4. Responsabilisation des agresseurs
• Encourager les recours juridiques : Sensibiliser les victimes sur leurs droits et les accompagner dans leurs démarches légales.
• Accompagner les auteurs : Proposer des programmes de réhabilitation pour les aider à comprendre et changer leurs comportements.
En résumé, les violences sexuelles au travail reflètent souvent des cultures organisationnelles défaillantes. Un travail collectif et interdisciplinaire est nécessaire, impliquant les psychologues, les managers, les juristes, et les associations pour promouvoir des environnements de travail inclusifs, où chaque individu est respecté et protégé et venir en aide aux victimes comme aux agresseurs. En pratique, il s’agit souvent d’adapter les outils et les interventions aux spécificités des organisations et des individus tout en plaçant l’humain au coeur des politiques professionnelles pour espérer un changement durable et significatif.

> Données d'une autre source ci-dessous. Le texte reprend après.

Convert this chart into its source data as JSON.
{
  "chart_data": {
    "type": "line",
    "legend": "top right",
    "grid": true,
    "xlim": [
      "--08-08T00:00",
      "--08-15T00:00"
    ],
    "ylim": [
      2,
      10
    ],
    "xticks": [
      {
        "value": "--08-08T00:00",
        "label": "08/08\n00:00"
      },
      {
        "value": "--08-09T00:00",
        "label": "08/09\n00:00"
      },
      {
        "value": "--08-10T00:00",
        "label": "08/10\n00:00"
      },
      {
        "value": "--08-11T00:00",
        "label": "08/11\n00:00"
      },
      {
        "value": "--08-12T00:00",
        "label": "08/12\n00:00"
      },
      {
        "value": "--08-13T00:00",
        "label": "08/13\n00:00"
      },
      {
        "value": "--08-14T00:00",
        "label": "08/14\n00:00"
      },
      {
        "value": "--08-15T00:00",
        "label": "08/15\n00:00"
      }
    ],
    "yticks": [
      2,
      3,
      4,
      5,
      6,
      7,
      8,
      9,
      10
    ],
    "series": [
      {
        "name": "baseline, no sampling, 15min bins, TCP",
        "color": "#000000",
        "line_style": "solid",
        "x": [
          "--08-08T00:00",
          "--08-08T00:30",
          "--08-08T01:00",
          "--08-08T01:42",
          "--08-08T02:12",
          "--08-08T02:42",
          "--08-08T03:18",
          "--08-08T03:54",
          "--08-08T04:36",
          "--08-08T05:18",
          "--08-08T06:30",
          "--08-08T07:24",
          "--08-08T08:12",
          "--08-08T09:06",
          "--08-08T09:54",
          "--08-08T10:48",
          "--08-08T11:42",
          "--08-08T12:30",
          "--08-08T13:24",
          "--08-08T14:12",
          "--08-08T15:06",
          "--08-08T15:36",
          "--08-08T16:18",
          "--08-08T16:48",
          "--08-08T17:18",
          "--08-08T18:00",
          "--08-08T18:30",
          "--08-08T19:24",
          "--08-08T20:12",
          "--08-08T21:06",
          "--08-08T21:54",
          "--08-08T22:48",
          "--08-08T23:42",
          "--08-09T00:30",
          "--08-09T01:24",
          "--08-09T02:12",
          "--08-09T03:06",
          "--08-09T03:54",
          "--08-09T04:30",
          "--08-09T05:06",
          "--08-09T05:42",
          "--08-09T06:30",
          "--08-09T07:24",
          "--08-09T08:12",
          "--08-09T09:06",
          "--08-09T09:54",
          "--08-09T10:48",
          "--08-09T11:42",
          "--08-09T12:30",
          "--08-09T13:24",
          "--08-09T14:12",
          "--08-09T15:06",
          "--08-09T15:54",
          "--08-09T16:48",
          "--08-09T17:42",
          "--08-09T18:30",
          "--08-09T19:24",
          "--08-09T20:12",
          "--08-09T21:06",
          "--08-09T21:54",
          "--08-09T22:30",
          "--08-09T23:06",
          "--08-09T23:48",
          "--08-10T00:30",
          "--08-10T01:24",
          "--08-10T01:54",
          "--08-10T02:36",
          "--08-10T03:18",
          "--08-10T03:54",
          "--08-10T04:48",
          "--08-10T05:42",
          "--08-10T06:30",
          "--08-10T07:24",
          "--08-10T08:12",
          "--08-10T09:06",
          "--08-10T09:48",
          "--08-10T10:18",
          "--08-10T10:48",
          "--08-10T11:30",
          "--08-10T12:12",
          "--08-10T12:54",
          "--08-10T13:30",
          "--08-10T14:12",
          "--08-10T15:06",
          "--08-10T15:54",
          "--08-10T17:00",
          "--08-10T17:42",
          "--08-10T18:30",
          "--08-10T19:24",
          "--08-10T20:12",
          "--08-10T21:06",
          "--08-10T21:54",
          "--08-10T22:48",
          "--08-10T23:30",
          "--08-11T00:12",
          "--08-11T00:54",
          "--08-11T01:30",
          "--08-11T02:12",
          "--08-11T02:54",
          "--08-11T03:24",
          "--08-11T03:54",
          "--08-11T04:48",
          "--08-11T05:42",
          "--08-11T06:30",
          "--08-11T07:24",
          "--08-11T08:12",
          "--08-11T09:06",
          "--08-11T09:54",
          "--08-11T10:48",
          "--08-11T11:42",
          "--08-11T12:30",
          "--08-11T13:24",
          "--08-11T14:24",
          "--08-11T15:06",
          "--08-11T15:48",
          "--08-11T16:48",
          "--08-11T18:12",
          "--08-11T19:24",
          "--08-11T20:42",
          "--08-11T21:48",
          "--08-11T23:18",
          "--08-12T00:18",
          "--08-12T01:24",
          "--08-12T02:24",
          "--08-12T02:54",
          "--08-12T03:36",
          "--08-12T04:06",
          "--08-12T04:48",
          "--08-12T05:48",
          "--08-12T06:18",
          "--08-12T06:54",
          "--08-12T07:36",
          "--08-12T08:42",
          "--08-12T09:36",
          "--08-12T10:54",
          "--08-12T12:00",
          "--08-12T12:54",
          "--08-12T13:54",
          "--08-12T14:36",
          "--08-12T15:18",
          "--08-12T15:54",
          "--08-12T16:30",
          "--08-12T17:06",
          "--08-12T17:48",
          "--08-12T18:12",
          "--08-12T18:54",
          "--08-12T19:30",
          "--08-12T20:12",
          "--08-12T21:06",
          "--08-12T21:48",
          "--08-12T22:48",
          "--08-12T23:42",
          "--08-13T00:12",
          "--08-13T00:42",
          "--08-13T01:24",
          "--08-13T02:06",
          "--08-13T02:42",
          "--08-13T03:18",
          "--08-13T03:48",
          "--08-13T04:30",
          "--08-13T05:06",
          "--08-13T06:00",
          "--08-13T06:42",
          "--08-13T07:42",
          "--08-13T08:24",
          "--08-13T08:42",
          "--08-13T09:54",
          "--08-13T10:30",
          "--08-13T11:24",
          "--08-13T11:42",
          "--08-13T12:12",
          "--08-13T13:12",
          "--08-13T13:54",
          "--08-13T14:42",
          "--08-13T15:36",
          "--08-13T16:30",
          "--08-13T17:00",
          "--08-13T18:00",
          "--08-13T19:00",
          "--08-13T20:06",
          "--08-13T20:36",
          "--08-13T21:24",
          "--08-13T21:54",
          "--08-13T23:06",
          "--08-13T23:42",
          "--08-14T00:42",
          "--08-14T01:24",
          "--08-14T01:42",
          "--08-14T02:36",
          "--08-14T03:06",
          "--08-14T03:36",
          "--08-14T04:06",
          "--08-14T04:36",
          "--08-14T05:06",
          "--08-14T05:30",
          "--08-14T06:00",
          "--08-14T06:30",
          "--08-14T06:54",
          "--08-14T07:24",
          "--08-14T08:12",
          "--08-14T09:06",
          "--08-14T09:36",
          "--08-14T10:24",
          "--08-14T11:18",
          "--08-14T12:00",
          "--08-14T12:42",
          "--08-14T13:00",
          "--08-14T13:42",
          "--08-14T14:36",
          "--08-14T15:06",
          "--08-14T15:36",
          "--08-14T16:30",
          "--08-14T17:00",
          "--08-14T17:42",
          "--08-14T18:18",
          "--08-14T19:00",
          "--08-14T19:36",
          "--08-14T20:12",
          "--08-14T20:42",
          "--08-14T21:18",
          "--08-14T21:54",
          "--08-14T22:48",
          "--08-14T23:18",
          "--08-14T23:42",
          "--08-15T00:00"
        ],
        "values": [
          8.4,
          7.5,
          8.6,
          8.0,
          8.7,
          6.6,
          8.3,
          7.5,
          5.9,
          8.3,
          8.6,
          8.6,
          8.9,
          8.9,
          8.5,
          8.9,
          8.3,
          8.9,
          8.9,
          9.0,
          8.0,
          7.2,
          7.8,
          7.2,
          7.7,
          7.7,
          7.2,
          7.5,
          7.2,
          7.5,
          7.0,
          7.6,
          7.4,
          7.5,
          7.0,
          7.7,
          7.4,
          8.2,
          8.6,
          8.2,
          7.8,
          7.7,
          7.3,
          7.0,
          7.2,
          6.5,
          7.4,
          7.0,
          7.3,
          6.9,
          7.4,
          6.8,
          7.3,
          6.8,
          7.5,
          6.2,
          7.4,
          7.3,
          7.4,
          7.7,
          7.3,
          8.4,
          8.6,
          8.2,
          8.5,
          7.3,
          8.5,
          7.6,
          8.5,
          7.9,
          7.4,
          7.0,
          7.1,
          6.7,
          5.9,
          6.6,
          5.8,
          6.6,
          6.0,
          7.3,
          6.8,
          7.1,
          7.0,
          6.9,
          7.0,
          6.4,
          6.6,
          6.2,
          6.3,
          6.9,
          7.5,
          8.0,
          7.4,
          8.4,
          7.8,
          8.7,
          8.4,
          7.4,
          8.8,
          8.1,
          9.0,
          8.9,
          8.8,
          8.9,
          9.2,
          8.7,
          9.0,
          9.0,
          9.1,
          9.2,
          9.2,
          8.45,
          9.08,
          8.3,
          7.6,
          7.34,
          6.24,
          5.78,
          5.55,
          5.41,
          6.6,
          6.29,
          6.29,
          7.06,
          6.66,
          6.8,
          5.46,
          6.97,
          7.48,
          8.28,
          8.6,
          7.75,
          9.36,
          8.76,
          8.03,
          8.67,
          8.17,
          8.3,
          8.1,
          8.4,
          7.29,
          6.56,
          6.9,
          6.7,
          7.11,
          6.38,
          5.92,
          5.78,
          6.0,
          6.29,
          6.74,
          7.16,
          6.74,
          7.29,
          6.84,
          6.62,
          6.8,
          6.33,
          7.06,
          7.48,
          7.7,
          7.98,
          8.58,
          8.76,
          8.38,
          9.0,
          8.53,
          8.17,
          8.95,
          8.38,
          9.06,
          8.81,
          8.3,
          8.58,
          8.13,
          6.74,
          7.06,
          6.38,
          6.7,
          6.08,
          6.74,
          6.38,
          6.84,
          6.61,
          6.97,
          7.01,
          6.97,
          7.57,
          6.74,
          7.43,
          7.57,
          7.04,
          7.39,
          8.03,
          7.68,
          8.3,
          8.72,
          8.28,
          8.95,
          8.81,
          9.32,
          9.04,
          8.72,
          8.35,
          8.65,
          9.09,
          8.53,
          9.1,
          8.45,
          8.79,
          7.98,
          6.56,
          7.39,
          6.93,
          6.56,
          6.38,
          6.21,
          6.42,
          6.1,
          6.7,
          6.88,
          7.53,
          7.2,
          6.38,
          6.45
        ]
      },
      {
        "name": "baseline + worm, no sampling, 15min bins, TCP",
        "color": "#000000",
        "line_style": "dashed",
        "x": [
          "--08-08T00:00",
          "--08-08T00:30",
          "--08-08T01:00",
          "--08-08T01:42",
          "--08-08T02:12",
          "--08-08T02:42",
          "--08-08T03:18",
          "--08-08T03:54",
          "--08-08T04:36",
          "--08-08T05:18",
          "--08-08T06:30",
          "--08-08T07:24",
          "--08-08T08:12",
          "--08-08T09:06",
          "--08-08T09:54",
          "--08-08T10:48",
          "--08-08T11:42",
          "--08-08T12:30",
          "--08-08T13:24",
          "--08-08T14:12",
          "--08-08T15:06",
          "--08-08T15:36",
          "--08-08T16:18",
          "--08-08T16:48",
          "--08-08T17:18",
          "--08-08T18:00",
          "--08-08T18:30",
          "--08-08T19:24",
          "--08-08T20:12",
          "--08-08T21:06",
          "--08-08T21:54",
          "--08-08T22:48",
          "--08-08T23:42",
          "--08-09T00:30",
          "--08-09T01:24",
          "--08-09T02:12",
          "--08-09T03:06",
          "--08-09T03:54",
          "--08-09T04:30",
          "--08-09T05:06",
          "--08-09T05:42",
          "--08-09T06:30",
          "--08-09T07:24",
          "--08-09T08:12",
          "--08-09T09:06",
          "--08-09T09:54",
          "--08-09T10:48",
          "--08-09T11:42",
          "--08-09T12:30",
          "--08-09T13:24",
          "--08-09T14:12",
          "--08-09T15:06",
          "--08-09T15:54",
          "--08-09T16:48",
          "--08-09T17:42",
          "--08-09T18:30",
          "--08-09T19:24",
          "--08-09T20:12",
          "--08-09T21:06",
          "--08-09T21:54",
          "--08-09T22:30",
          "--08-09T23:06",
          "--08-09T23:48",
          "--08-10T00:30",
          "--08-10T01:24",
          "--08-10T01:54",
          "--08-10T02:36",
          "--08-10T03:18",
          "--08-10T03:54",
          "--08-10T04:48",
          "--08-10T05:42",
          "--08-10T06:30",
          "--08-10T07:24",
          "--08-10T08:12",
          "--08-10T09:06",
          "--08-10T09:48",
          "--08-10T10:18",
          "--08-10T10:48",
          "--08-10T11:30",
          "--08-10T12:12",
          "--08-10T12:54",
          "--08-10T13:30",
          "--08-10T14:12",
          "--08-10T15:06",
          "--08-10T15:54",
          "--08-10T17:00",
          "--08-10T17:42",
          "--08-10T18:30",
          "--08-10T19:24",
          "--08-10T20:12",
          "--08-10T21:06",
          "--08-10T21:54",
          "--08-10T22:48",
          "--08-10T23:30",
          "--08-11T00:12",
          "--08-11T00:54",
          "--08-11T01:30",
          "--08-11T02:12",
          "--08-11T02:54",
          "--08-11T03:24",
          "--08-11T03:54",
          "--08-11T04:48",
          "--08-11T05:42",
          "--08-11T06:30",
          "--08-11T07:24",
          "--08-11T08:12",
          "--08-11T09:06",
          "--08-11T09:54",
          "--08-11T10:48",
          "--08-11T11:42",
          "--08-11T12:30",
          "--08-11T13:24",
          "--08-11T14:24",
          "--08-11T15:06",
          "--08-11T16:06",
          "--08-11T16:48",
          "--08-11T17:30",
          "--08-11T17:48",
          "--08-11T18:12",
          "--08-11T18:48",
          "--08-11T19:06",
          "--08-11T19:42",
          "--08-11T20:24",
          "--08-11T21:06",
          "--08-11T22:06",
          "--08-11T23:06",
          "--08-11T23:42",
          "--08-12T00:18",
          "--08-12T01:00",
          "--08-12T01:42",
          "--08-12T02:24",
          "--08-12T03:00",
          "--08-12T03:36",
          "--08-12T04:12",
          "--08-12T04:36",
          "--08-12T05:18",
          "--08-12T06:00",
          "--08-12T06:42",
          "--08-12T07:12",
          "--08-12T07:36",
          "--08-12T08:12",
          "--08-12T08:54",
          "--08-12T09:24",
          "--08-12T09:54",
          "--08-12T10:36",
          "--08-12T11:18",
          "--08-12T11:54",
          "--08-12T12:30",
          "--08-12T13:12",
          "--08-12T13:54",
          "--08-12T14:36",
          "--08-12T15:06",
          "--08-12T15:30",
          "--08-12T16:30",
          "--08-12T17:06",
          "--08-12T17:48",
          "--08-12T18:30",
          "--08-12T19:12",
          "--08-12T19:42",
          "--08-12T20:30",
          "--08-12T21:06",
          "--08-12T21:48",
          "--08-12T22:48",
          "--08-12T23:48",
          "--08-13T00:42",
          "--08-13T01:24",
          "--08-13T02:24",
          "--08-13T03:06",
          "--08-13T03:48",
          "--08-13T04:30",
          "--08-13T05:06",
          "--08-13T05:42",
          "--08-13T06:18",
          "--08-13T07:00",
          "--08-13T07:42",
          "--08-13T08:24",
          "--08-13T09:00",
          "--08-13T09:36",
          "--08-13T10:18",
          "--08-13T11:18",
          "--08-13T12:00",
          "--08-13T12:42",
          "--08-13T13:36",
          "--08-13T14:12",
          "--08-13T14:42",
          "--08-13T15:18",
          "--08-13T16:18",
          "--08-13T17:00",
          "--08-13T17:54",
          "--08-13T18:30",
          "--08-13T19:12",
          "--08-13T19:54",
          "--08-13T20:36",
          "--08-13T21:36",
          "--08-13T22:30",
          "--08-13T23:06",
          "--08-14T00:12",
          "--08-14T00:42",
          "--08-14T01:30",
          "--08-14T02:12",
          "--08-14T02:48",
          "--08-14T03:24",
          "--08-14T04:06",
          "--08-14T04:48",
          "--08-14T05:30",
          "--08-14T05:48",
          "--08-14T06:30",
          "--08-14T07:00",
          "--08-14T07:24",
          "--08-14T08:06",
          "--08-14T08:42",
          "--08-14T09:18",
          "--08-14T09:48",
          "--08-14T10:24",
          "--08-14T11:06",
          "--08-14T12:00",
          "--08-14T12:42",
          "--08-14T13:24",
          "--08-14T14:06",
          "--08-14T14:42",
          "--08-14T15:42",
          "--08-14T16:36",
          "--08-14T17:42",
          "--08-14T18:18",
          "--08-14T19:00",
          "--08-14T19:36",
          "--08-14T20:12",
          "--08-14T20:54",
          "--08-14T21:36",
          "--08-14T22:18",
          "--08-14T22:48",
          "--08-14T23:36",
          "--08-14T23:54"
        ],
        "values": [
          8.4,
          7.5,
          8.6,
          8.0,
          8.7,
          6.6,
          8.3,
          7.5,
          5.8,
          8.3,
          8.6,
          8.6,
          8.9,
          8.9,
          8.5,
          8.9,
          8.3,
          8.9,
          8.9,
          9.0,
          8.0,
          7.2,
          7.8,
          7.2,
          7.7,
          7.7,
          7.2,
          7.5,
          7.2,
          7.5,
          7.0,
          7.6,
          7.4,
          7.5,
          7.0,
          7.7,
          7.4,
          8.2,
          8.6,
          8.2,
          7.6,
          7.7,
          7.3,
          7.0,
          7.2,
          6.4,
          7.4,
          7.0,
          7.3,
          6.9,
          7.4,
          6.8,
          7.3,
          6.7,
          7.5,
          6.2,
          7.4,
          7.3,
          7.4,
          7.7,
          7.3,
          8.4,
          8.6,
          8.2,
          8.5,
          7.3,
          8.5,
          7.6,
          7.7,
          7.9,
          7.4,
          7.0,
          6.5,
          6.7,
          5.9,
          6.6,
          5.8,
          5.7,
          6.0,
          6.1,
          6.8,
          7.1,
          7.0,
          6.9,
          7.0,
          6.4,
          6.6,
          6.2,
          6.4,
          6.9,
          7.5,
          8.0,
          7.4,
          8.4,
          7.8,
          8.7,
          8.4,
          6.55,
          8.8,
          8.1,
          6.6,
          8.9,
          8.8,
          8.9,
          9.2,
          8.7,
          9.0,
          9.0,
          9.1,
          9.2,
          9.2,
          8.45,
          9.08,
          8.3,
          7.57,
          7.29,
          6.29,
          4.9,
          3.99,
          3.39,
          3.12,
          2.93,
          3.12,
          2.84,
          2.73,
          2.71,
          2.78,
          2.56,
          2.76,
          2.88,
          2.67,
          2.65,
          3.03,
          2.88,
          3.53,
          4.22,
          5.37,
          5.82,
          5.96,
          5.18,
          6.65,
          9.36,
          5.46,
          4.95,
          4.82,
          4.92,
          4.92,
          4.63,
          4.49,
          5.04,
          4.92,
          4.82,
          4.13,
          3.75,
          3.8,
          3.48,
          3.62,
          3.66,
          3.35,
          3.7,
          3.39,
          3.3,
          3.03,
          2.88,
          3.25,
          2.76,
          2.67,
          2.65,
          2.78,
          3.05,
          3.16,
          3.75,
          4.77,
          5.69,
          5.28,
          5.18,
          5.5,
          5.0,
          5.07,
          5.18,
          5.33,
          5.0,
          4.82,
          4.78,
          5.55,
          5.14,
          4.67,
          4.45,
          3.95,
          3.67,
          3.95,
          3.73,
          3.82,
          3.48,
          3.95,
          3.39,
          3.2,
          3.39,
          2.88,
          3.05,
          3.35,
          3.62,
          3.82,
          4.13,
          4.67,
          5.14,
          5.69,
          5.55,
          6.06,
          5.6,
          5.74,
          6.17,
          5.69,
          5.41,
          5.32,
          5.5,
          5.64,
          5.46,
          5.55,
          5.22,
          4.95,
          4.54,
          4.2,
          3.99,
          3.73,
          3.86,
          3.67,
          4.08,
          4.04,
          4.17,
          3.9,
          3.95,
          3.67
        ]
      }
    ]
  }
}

IFOP. (2018, 23 mars). Les Françaises face au harcèlement sexuel au travail, entre méconnaissance et résignation - IFOP.
• INSEE. (2022, 3 mars). Femmes et hommes, l’égalité en question.
• Organisation internationale du travail (OIT), 2023. Données d’expérience sur la violence et le harcèlement au travail : première enquête mondiale [2021].
• Sierra-Scroccaro, 2022. Les violences sexuelles : approches cliniques et thérapeutiques. Paris : In Press.